Do you have memories of ’62 storm? We’d love to hear from you and we’ll be happy to post them on our site.  You can contact us by email.

Click to read our 45th Anniversary recap of the events.


Click to read additional memories.


How Can We Help?

More than 25 summer residents gathered for a special luncheon several weeks following the storm at the Bellevue Stratford in Philadelphia. Their goal was to decide how they could help Borough officials raise the money needed for storm protection. All the proceeds from the luncheon, which was attended by Mayor John McLaren, along with proceeds for a dinner planned for July in Avalon – would be turned over to Borough Commissioners. It’s hard to imagine tax payers today taking up a collection to strengthen Borough coffers.

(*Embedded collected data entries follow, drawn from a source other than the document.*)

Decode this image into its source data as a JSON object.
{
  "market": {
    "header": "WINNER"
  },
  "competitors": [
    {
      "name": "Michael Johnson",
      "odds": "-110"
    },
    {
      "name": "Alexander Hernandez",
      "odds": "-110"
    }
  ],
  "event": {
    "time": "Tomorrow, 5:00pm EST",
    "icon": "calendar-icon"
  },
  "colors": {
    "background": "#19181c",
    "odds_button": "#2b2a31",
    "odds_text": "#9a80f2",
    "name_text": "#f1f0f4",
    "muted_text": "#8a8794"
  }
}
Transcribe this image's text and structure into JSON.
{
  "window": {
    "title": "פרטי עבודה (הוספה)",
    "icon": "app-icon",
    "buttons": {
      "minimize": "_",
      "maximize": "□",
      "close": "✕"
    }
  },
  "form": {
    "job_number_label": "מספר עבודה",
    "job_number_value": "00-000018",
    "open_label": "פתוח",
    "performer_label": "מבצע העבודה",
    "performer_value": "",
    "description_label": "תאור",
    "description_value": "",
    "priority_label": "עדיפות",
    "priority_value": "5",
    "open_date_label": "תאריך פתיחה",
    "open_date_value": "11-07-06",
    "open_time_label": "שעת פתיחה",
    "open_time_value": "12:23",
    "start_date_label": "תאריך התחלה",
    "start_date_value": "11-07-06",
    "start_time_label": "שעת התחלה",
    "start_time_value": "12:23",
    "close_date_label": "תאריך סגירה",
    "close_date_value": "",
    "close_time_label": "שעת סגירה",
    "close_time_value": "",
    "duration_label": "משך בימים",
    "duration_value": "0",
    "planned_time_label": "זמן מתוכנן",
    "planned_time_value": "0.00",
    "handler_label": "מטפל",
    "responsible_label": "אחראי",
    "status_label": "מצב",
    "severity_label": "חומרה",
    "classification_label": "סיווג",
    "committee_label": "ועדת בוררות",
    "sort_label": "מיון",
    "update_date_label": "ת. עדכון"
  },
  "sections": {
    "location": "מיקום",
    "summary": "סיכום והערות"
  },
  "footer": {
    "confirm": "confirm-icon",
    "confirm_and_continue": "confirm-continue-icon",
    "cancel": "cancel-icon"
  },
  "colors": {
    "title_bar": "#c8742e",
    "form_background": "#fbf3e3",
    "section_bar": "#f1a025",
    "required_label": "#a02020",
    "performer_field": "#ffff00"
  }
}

A Helping Hand from Bucks County

A convoy of trucks was sent from Levittown, PA where residents filled the trucks with food and clothing. When the convey reached Avalon Blvd. – which was still impassable – Mayor John McLaren met the trucks – and while visibly moved by the gesture – suggested that most of the goods were more needed by Sea Isle City which damaged perhaps more than any town in the county – and where hundreds of residents had lost all of their possessions.

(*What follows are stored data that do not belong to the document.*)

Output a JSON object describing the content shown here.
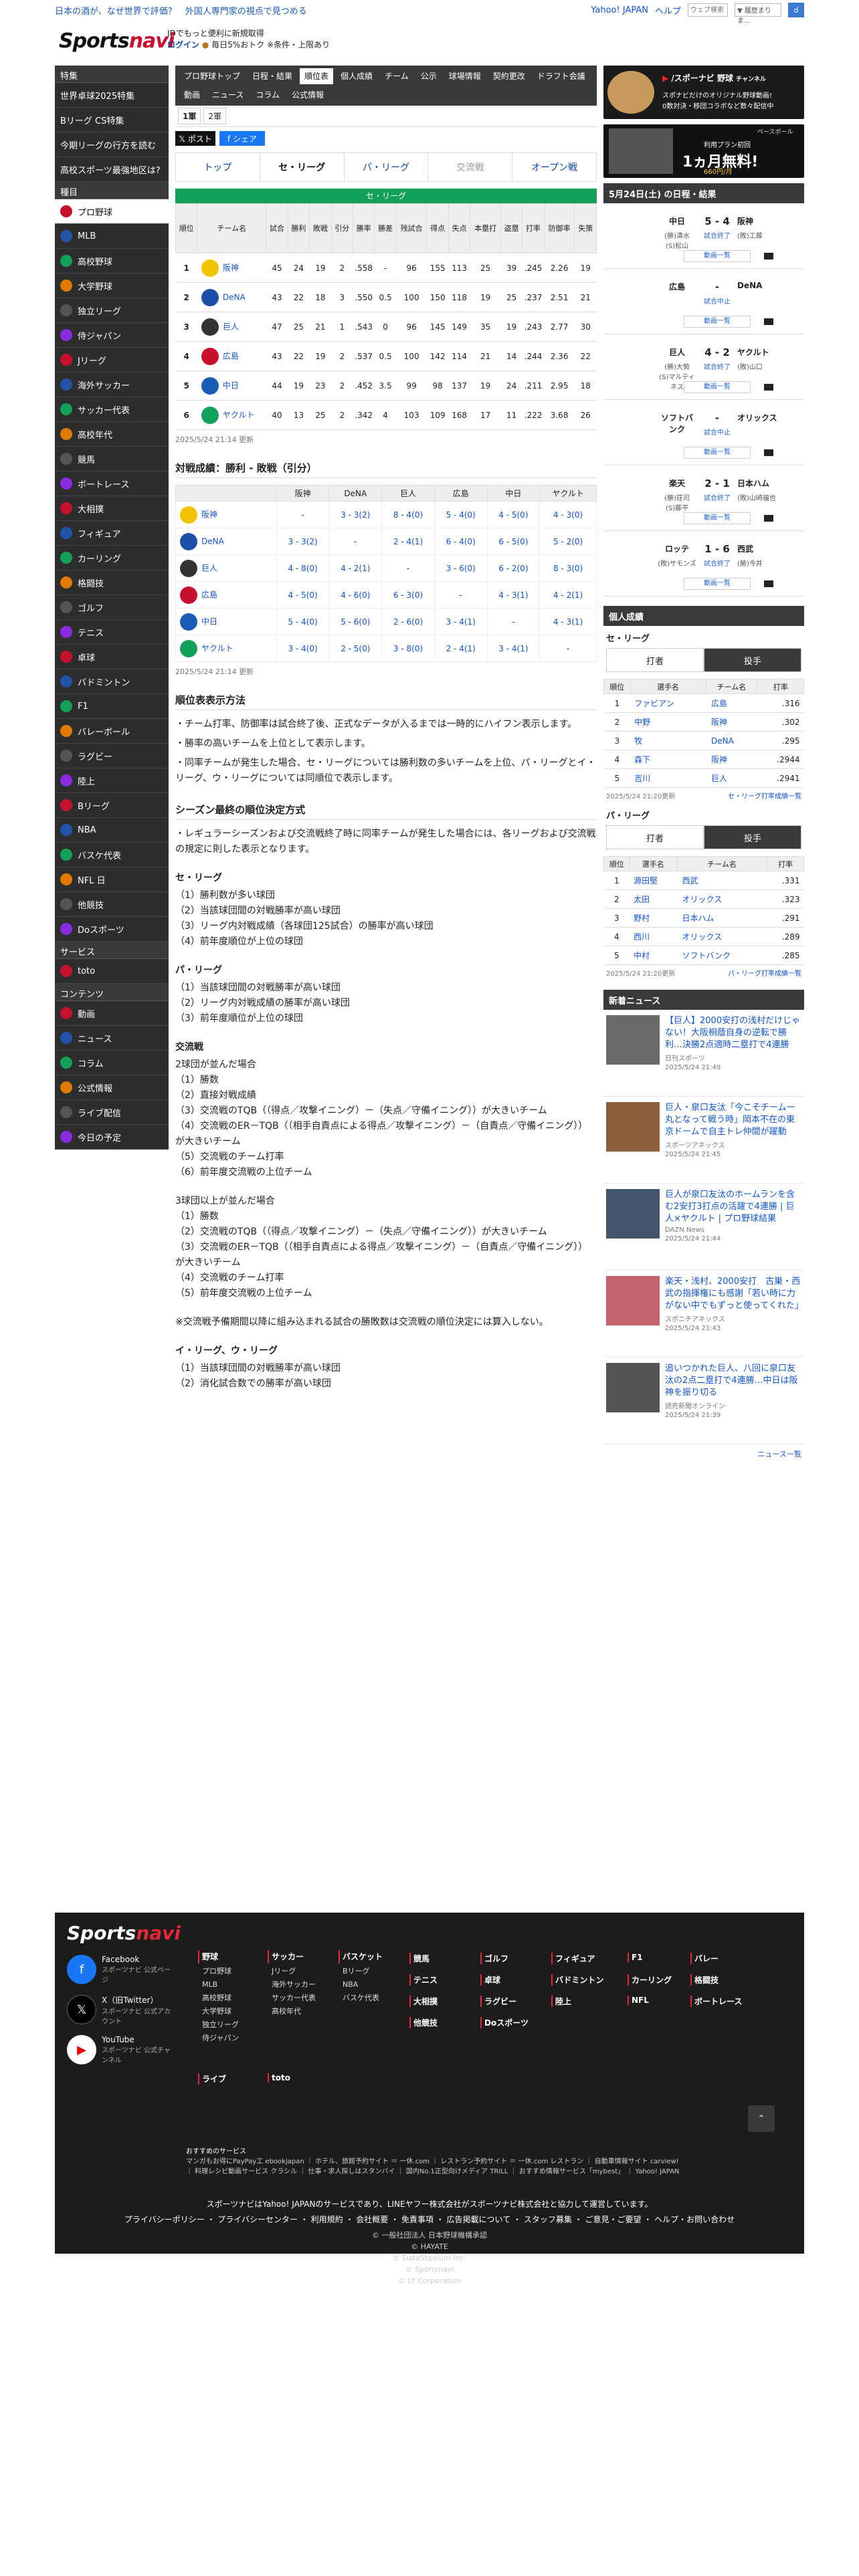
{
  "topbar": {
    "pr": "日本の酒が、なぜ世界で評価？　外国人専門家の視点で見つめる",
    "yahoo": "Yahoo! JAPAN",
    "help": "ヘルプ",
    "search_placeholder": "ウェブ検索",
    "search_scope": "▼ 履歴まり ま..."
  },
  "header": {
    "logo_a": "Sports",
    "logo_b": "navi",
    "id_line": "IDでもっと便利に新規取得",
    "login": "ログイン",
    "points": "毎日5%おトク ※条件・上限あり"
  },
  "sidebar": {
    "sec1": "特集",
    "sec1_items": [
      "世界卓球2025特集",
      "Bリーグ CS特集",
      "今期リーグの行方を読む",
      "高校スポーツ最強地区は?"
    ],
    "sec2": "種目",
    "sec2_items": [
      "プロ野球",
      "MLB",
      "高校野球",
      "大学野球",
      "独立リーグ",
      "侍ジャパン",
      "Jリーグ",
      "海外サッカー",
      "サッカー代表",
      "高校年代",
      "競馬",
      "ボートレース",
      "大相撲",
      "フィギュア",
      "カーリング",
      "格闘技",
      "ゴルフ",
      "テニス",
      "卓球",
      "バドミントン",
      "F1",
      "バレーボール",
      "ラグビー",
      "陸上",
      "Bリーグ",
      "NBA",
      "バスケ代表",
      "NFL 日",
      "他競技",
      "Doスポーツ"
    ],
    "sec3": "サービス",
    "sec3_items": [
      "toto"
    ],
    "sec4": "コンテンツ",
    "sec4_items": [
      "動画",
      "ニュース",
      "コラム",
      "公式情報",
      "ライブ配信",
      "今日の予定"
    ]
  },
  "tabs": [
    "プロ野球トップ",
    "日程・結果",
    "順位表",
    "個人成績",
    "チーム",
    "公示",
    "球場情報",
    "契約更改",
    "ドラフト会議",
    "動画",
    "ニュース",
    "コラム",
    "公式情報"
  ],
  "active_tab": "順位表",
  "subtabs": [
    "1軍",
    "2軍"
  ],
  "share": {
    "x": "𝕏 ポスト",
    "fb": "f シェア"
  },
  "league_tabs": [
    "トップ",
    "セ・リーグ",
    "パ・リーグ",
    "交流戦",
    "オープン戦"
  ],
  "standings": {
    "banner": "セ・リーグ",
    "headers": [
      "順位",
      "チーム名",
      "試合",
      "勝利",
      "敗戦",
      "引分",
      "勝率",
      "勝差",
      "残試合",
      "得点",
      "失点",
      "本塁打",
      "盗塁",
      "打率",
      "防御率",
      "失策"
    ],
    "rows": [
      [
        "1",
        "阪神",
        "45",
        "24",
        "19",
        "2",
        ".558",
        "-",
        "96",
        "155",
        "113",
        "25",
        "39",
        ".245",
        "2.26",
        "19"
      ],
      [
        "2",
        "DeNA",
        "43",
        "22",
        "18",
        "3",
        ".550",
        "0.5",
        "100",
        "150",
        "118",
        "19",
        "25",
        ".237",
        "2.51",
        "21"
      ],
      [
        "3",
        "巨人",
        "47",
        "25",
        "21",
        "1",
        ".543",
        "0",
        "96",
        "145",
        "149",
        "35",
        "19",
        ".243",
        "2.77",
        "30"
      ],
      [
        "4",
        "広島",
        "43",
        "22",
        "19",
        "2",
        ".537",
        "0.5",
        "100",
        "142",
        "114",
        "21",
        "14",
        ".244",
        "2.36",
        "22"
      ],
      [
        "5",
        "中日",
        "44",
        "19",
        "23",
        "2",
        ".452",
        "3.5",
        "99",
        "98",
        "137",
        "19",
        "24",
        ".211",
        "2.95",
        "18"
      ],
      [
        "6",
        "ヤクルト",
        "40",
        "13",
        "25",
        "2",
        ".342",
        "4",
        "103",
        "109",
        "168",
        "17",
        "11",
        ".222",
        "3.68",
        "26"
      ]
    ],
    "updated": "2025/5/24 21:14 更新"
  },
  "h2h": {
    "title": "対戦成績：勝利 - 敗戦（引分）",
    "headers": [
      "",
      "阪神",
      "DeNA",
      "巨人",
      "広島",
      "中日",
      "ヤクルト"
    ],
    "rows": [
      [
        "阪神",
        "-",
        "3 - 3(2)",
        "8 - 4(0)",
        "5 - 4(0)",
        "4 - 5(0)",
        "4 - 3(0)"
      ],
      [
        "DeNA",
        "3 - 3(2)",
        "-",
        "2 - 4(1)",
        "6 - 4(0)",
        "6 - 5(0)",
        "5 - 2(0)"
      ],
      [
        "巨人",
        "4 - 8(0)",
        "4 - 2(1)",
        "-",
        "3 - 6(0)",
        "6 - 2(0)",
        "8 - 3(0)"
      ],
      [
        "広島",
        "4 - 5(0)",
        "4 - 6(0)",
        "6 - 3(0)",
        "-",
        "4 - 3(1)",
        "4 - 2(1)"
      ],
      [
        "中日",
        "5 - 4(0)",
        "5 - 6(0)",
        "2 - 6(0)",
        "3 - 4(1)",
        "-",
        "4 - 3(1)"
      ],
      [
        "ヤクルト",
        "3 - 4(0)",
        "2 - 5(0)",
        "3 - 8(0)",
        "2 - 4(1)",
        "3 - 4(1)",
        "-"
      ]
    ],
    "updated": "2025/5/24 21:14 更新"
  },
  "rules": {
    "title1": "順位表表示方法",
    "p1": [
      "・チーム打率、防御率は試合終了後、正式なデータが入るまでは一時的にハイフン表示します。",
      "・勝率の高いチームを上位として表示します。",
      "・同率チームが発生した場合、セ・リーグについては勝利数の多いチームを上位、パ・リーグとイ・リーグ、ウ・リーグについては同順位で表示します。"
    ],
    "title2": "シーズン最終の順位決定方式",
    "p2": "・レギュラーシーズンおよび交流戦終了時に同率チームが発生した場合には、各リーグおよび交流戦の規定に則した表示となります。",
    "ce": "セ・リーグ",
    "ce_items": [
      "（1）勝利数が多い球団",
      "（2）当該球団間の対戦勝率が高い球団",
      "（3）リーグ内対戦成績（各球団125試合）の勝率が高い球団",
      "（4）前年度順位が上位の球団"
    ],
    "pa": "パ・リーグ",
    "pa_items": [
      "（1）当該球団間の対戦勝率が高い球団",
      "（2）リーグ内対戦成績の勝率が高い球団",
      "（3）前年度順位が上位の球団"
    ],
    "kr": "交流戦",
    "kr_a": "2球団が並んだ場合",
    "kr_a_items": [
      "（1）勝数",
      "（2）直接対戦成績",
      "（3）交流戦のTQB（（得点／攻撃イニング）－（失点／守備イニング））が大きいチーム",
      "（4）交流戦のER－TQB（（相手自責点による得点／攻撃イニング）－（自責点／守備イニング））が大きいチーム",
      "（5）交流戦のチーム打率",
      "（6）前年度交流戦の上位チーム"
    ],
    "kr_b": "3球団以上が並んだ場合",
    "kr_b_items": [
      "（1）勝数",
      "（2）交流戦のTQB（（得点／攻撃イニング）－（失点／守備イニング））が大きいチーム",
      "（3）交流戦のER－TQB（（相手自責点による得点／攻撃イニング）－（自責点／守備イニング））が大きいチーム",
      "（4）交流戦のチーム打率",
      "（5）前年度交流戦の上位チーム"
    ],
    "note": "※交流戦予備期間以降に組み込まれる試合の勝敗数は交流戦の順位決定には算入しない。",
    "iu": "イ・リーグ、ウ・リーグ",
    "iu_items": [
      "（1）当該球団間の対戦勝率が高い球団",
      "（2）消化試合数での勝率が高い球団"
    ]
  },
  "right": {
    "banner1": {
      "brand": "/スポーナビ 野球",
      "sub": "チャンネル",
      "l1": "スポナビだけのオリジナル野球動画!",
      "l2": "0数対決・移団コラボなど数々配信中"
    },
    "banner2": {
      "l1": "ベースボール",
      "l2": "利用プラン初回",
      "big": "1ヵ月無料!",
      "price": "660円/月"
    },
    "games_title": "5月24日(土) の日程・結果",
    "games": [
      {
        "t1": "中日",
        "p1": "(勝)清水\n(S)松山",
        "score": "5 - 4",
        "status": "試合終了",
        "t2": "阪神",
        "p2": "(敗)工藤"
      },
      {
        "t1": "広島",
        "p1": "",
        "score": "-",
        "status": "試合中止",
        "t2": "DeNA",
        "p2": ""
      },
      {
        "t1": "巨人",
        "p1": "(勝)大勢\n(S)マルティネス",
        "score": "4 - 2",
        "status": "試合終了",
        "t2": "ヤクルト",
        "p2": "(敗)山口"
      },
      {
        "t1": "ソフトバンク",
        "p1": "",
        "score": "-",
        "status": "試合中止",
        "t2": "オリックス",
        "p2": ""
      },
      {
        "t1": "楽天",
        "p1": "(勝)荘司\n(S)藤平",
        "score": "2 - 1",
        "status": "試合終了",
        "t2": "日本ハム",
        "p2": "(敗)山崎福也"
      },
      {
        "t1": "ロッテ",
        "p1": "(敗)サモンズ",
        "score": "1 - 6",
        "status": "試合終了",
        "t2": "西武",
        "p2": "(勝)今井"
      }
    ],
    "video_link": "動画一覧",
    "ind_title": "個人成績",
    "ce": "セ・リーグ",
    "pa": "パ・リーグ",
    "ind_tabs": [
      "打者",
      "投手"
    ],
    "ind_headers": [
      "順位",
      "選手名",
      "チーム名",
      "打率"
    ],
    "ce_rows": [
      [
        "1",
        "ファビアン",
        "広島",
        ".316"
      ],
      [
        "2",
        "中野",
        "阪神",
        ".302"
      ],
      [
        "3",
        "牧",
        "DeNA",
        ".295"
      ],
      [
        "4",
        "森下",
        "阪神",
        ".2944"
      ],
      [
        "5",
        "吉川",
        "巨人",
        ".2941"
      ]
    ],
    "ce_upd": "2025/5/24 21:20更新",
    "ce_link": "セ・リーグ打率成績一覧",
    "pa_rows": [
      [
        "1",
        "源田堅",
        "西武",
        ".331"
      ],
      [
        "2",
        "太田",
        "オリックス",
        ".323"
      ],
      [
        "3",
        "野村",
        "日本ハム",
        ".291"
      ],
      [
        "4",
        "西川",
        "オリックス",
        ".289"
      ],
      [
        "5",
        "中村",
        "ソフトバンク",
        ".285"
      ]
    ],
    "pa_upd": "2025/5/24 21:20更新",
    "pa_link": "パ・リーグ打率成績一覧",
    "news_title": "新着ニュース",
    "news": [
      {
        "t": "【巨人】2000安打の浅村だけじゃない！大阪桐蔭自身の逆転で勝利…決勝2点適時二塁打で4連勝",
        "s": "日刊スポーツ",
        "d": "2025/5/24 21:49"
      },
      {
        "t": "巨人・泉口友汰「今こそチーム一丸となって戦う時」岡本不在の東京ドームで自主トレ仲間が躍動",
        "s": "スポーツアネックス",
        "d": "2025/5/24 21:45"
      },
      {
        "t": "巨人が泉口友汰のホームランを含む2安打3打点の活躍で4連勝 | 巨人×ヤクルト | プロ野球結果",
        "s": "DAZN News",
        "d": "2025/5/24 21:44"
      },
      {
        "t": "楽天・浅村、2000安打　古巣・西武の指揮権にも感謝「若い時に力がない中でもずっと使ってくれた」",
        "s": "スポニチアネックス",
        "d": "2025/5/24 21:43"
      },
      {
        "t": "追いつかれた巨人、八回に泉口友汰の2点二塁打で4連勝…中日は阪神を振り切る",
        "s": "読売新聞オンライン",
        "d": "2025/5/24 21:39"
      }
    ],
    "news_link": "ニュース一覧"
  },
  "footer": {
    "logo_a": "Sports",
    "logo_b": "navi",
    "social": [
      {
        "n": "Facebook",
        "s": "スポーツナビ 公式ページ"
      },
      {
        "n": "X（旧Twitter）",
        "s": "スポーツナビ 公式アカウント"
      },
      {
        "n": "YouTube",
        "s": "スポーツナビ 公式チャンネル"
      }
    ],
    "cols": [
      {
        "h": "野球",
        "i": [
          "プロ野球",
          "MLB",
          "高校野球",
          "大学野球",
          "独立リーグ",
          "侍ジャパン"
        ]
      },
      {
        "h": "サッカー",
        "i": [
          "Jリーグ",
          "海外サッカー",
          "サッカー代表",
          "高校年代"
        ]
      },
      {
        "h": "バスケット",
        "i": [
          "Bリーグ",
          "NBA",
          "バスケ代表"
        ]
      }
    ],
    "grid": [
      "競馬",
      "ゴルフ",
      "フィギュア",
      "F1",
      "バレー",
      "テニス",
      "卓球",
      "バドミントン",
      "カーリング",
      "格闘技",
      "大相撲",
      "ラグビー",
      "陸上",
      "NFL",
      "ボートレース",
      "他競技",
      "Doスポーツ"
    ],
    "live": "ライブ",
    "toto": "toto",
    "rec_title": "おすすめのサービス",
    "rec_text": "マンガもお得にPayPay工 ebookjapan ｜ ホテル、旅館予約サイト ＝ 一休.com ｜ レストラン予約サイト ＝ 一休.com レストラン ｜ 自動車情報サイト carview! ｜ 料理レシピ動画サービス クラシル ｜ 仕事・求人探しはスタンバイ ｜ 国内No.1正型向けメディア TRILL ｜ おすすめ情報サービス「mybest」 ｜ Yahoo! JAPAN",
    "notice": "スポーツナビはYahoo! JAPANのサービスであり、LINEヤフー株式会社がスポーツナビ株式会社と協力して運営しています。",
    "links": "プライバシーポリシー ・ プライバシーセンター ・ 利用規約 ・ 会社概要 ・ 免責事項 ・ 広告掲載について ・ スタッフ募集 ・ ご意見・ご要望 ・ ヘルプ・お問い合わせ",
    "copy": [
      "© 一般社団法人 日本野球機構承認",
      "© HAYATE",
      "© DataStadium Inc.",
      "© Sportsnavi",
      "© LY Corporation"
    ]
  },
  "colors": {
    "accent": "#13a05a",
    "brand": "#c8102e",
    "link": "#1155cc",
    "dark": "#3a3a3a"
  }
}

Let’s Set the Record Straight

Although there are many people who believe that Avalon lost its lowest numbered streets in the storm of 1962 – that’s just not true. In fact, 5th Street appears to be the lowest numbered street that was ever graded – but only a small portion. Think about it reasonably – if there had in fact been 1st through 5th Streets – there would hardly have been any room for Townsends Inlet. What is a fact is that the Storm of 1962 destroyed most of the homes along 6th Street. The home of Police Supt. Lloyd Riggall on the southwest corner of Sixth Street and Dune Drive was the first structure to fall to rising tides. Man more would follow.

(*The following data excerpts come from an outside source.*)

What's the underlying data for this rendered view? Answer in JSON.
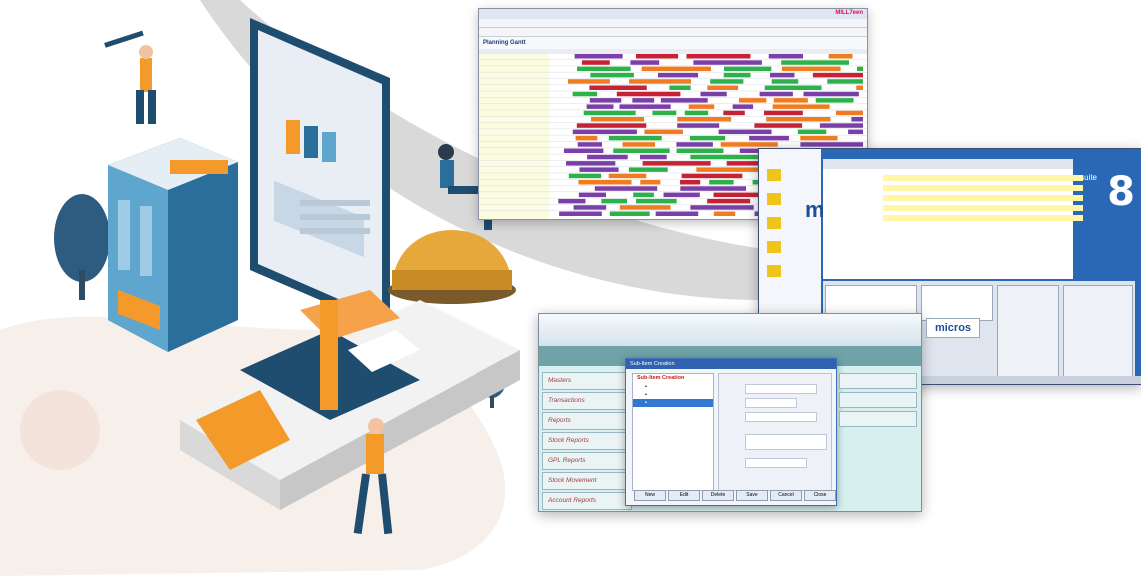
{
  "window_planning": {
    "brand": "MILL7een",
    "header": "Planning Gantt"
  },
  "window_suite8": {
    "brand_word": "micros",
    "logo_word": "suite",
    "logo_number": "8",
    "bottom_brand": "micros"
  },
  "window_accounting": {
    "dialog_title": "Sub-Item Creation",
    "menu_items": [
      {
        "label": "Masters"
      },
      {
        "label": "Transactions"
      },
      {
        "label": "Reports"
      },
      {
        "label": "Stock Reports"
      },
      {
        "label": "GPL Reports"
      },
      {
        "label": "Stock Movement"
      },
      {
        "label": "Account Reports"
      }
    ],
    "tree_root": "Sub-Item Creation",
    "buttons": [
      "New",
      "Edit",
      "Delete",
      "Save",
      "Cancel",
      "Close"
    ]
  },
  "colors": {
    "swoosh": "#d9d9d9",
    "bar_purple": "#7b3fa8",
    "bar_green": "#2fb14a",
    "bar_orange": "#f07c22",
    "bar_red": "#c62233",
    "suite_blue": "#2a67b5",
    "illus_blue": "#1f4d70",
    "illus_orange": "#f39a2b"
  }
}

If Only It Worked That Way Today

In September of 2005 an electrical transformer failed on Ocean Drive at 30th Street. Parts of Avalon immediately lost power. Most were restored within several hours. Some sections of town weren’t as lucky. Dwellings in the vicinity of the Seven Mile Times offices at 33rd and Ocean Drive were without power for more than 18 hours! So how can that be – in 2005 it takes almost a full day to restore lost service but in 1962, according to newspaper accounts, Atlantic City Electric, the fore-runner to the Virginia based company that now provides electrical service to Cape May County, had power restored almost immediately in what everyone refers to as the worst storm in County history? According to accounts Atlantic City Electric implemented a disaster reaction plan early in the morning of March 6 – before the storm hit. All employees were expected to report for duty by 6AM. More than 300 workers concentrated on keeping power flowing to just the barrier islands of the county. In Sea Isle City, the worst hit – Atlantic City Electric workers hopped rides on Navy helicopters that were returning after evacuating residents and hospital patients. They even set-up electric cooking facilities so that emergency workers could be fed throughout the disaster. Newspaper accounts stated that amazingly, only brief outages were reported in Avalon and Stone Harbor – and they were restored within hours. When asked about their incredible level of service in the worst of times, a company spokesperson said, “It’s service as usual.” How many times can you remember losing your electric within the last five years? How times have changed.